Integrating high-throughput techniques with other analytic tools brings a new understanding of infectious processes and introduces an era of personalized strategies for managing infectious diseases. In this way, informatics becomes an irreplaceable platform for the constant cross-fertilization and interplay between focused and genome-wide studies.

Rapid and standardizable molecular identification systems have emerged during the last decade, with the development of sequence based species identification and sub-typing as the alternative to slow, labor-intensive and underpowered phenotypic techniques. Molecular identification usually relies on the detection of a single gene or multiple gene targets, or requires the comparison of whole microbial genomes. For example, in the pragmatic world of diagnostic bacteriology, conserved housekeeping genes such as the 16S rRNA gene, rpoB gene and others have been accepted as reliable targets.

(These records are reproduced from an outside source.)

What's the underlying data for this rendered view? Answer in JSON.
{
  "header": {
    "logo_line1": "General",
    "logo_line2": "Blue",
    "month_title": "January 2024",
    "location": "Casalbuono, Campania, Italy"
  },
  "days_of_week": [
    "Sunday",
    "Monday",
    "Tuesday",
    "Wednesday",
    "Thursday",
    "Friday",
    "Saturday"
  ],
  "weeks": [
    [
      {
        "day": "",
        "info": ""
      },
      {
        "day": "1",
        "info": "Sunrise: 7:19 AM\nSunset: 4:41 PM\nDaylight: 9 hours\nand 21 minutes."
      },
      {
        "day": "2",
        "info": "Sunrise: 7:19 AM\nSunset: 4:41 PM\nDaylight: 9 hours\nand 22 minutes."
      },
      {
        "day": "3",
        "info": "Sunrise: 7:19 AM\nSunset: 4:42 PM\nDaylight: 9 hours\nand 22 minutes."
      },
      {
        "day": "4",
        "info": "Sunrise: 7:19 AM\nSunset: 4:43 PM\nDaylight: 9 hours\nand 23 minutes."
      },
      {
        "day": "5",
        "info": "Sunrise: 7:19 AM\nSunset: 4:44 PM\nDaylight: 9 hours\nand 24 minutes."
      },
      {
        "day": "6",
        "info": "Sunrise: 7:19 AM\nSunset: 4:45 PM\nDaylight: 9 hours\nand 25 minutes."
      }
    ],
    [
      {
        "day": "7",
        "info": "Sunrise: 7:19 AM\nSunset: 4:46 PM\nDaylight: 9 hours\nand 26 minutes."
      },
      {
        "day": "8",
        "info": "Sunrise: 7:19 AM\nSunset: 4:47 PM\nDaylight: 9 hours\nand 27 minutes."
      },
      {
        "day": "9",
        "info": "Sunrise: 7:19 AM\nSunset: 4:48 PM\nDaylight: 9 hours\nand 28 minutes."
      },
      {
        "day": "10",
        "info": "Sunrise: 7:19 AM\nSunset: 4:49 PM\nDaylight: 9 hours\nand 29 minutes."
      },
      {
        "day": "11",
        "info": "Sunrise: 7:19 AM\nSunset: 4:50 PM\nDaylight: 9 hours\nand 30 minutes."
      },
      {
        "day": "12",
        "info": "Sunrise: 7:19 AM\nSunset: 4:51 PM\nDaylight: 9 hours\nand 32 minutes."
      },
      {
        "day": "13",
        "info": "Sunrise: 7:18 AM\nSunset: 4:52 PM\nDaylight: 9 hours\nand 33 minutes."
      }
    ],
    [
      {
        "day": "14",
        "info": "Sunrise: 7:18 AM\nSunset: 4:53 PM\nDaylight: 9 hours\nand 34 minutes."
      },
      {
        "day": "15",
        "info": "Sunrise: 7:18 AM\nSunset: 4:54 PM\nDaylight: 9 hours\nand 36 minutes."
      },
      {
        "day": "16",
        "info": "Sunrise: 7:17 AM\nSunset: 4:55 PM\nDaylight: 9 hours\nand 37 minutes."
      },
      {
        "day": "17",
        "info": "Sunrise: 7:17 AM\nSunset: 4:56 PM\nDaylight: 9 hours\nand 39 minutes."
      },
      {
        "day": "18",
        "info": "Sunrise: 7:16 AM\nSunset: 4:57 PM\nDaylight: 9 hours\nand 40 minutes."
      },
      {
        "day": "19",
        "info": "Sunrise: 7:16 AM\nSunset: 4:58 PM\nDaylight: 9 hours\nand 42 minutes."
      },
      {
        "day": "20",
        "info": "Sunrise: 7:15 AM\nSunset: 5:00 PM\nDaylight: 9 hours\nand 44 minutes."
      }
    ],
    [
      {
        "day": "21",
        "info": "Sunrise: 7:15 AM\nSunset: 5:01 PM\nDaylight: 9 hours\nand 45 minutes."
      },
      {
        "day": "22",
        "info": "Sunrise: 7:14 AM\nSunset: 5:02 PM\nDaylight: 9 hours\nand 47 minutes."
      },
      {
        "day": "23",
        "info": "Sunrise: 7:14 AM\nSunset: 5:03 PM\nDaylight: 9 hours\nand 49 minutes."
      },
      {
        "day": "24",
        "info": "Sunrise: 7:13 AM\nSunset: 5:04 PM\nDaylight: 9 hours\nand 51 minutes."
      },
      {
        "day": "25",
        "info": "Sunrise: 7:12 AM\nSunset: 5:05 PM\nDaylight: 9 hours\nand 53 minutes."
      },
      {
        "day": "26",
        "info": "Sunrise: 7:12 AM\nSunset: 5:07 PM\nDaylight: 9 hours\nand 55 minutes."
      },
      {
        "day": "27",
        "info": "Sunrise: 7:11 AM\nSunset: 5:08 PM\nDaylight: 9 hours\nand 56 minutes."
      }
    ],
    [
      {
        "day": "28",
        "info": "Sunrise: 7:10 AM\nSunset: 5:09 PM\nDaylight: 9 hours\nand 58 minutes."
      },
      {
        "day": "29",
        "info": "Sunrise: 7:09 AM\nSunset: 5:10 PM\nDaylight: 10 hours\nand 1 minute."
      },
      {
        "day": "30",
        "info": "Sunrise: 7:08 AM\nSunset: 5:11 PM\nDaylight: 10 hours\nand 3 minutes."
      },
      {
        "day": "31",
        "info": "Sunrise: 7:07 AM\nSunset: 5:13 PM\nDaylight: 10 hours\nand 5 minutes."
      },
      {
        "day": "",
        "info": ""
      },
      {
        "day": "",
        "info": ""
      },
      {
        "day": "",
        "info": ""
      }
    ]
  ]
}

They are found in all microorganisms and show enough sequence conservation for accurate alignment as well as enough variation for phylogenetic analyses (Christen 2008) . Furthermore, the 16S rRNA gene based phylogeny is sufficiently congruent with those based on whole genome approaches. Sequencing of six to eight genes or loci, as it typically done in multilocus sequence typing analysis, may constitute a reasonable compromise between single genebased and whole genome-based methods for species diversity studies.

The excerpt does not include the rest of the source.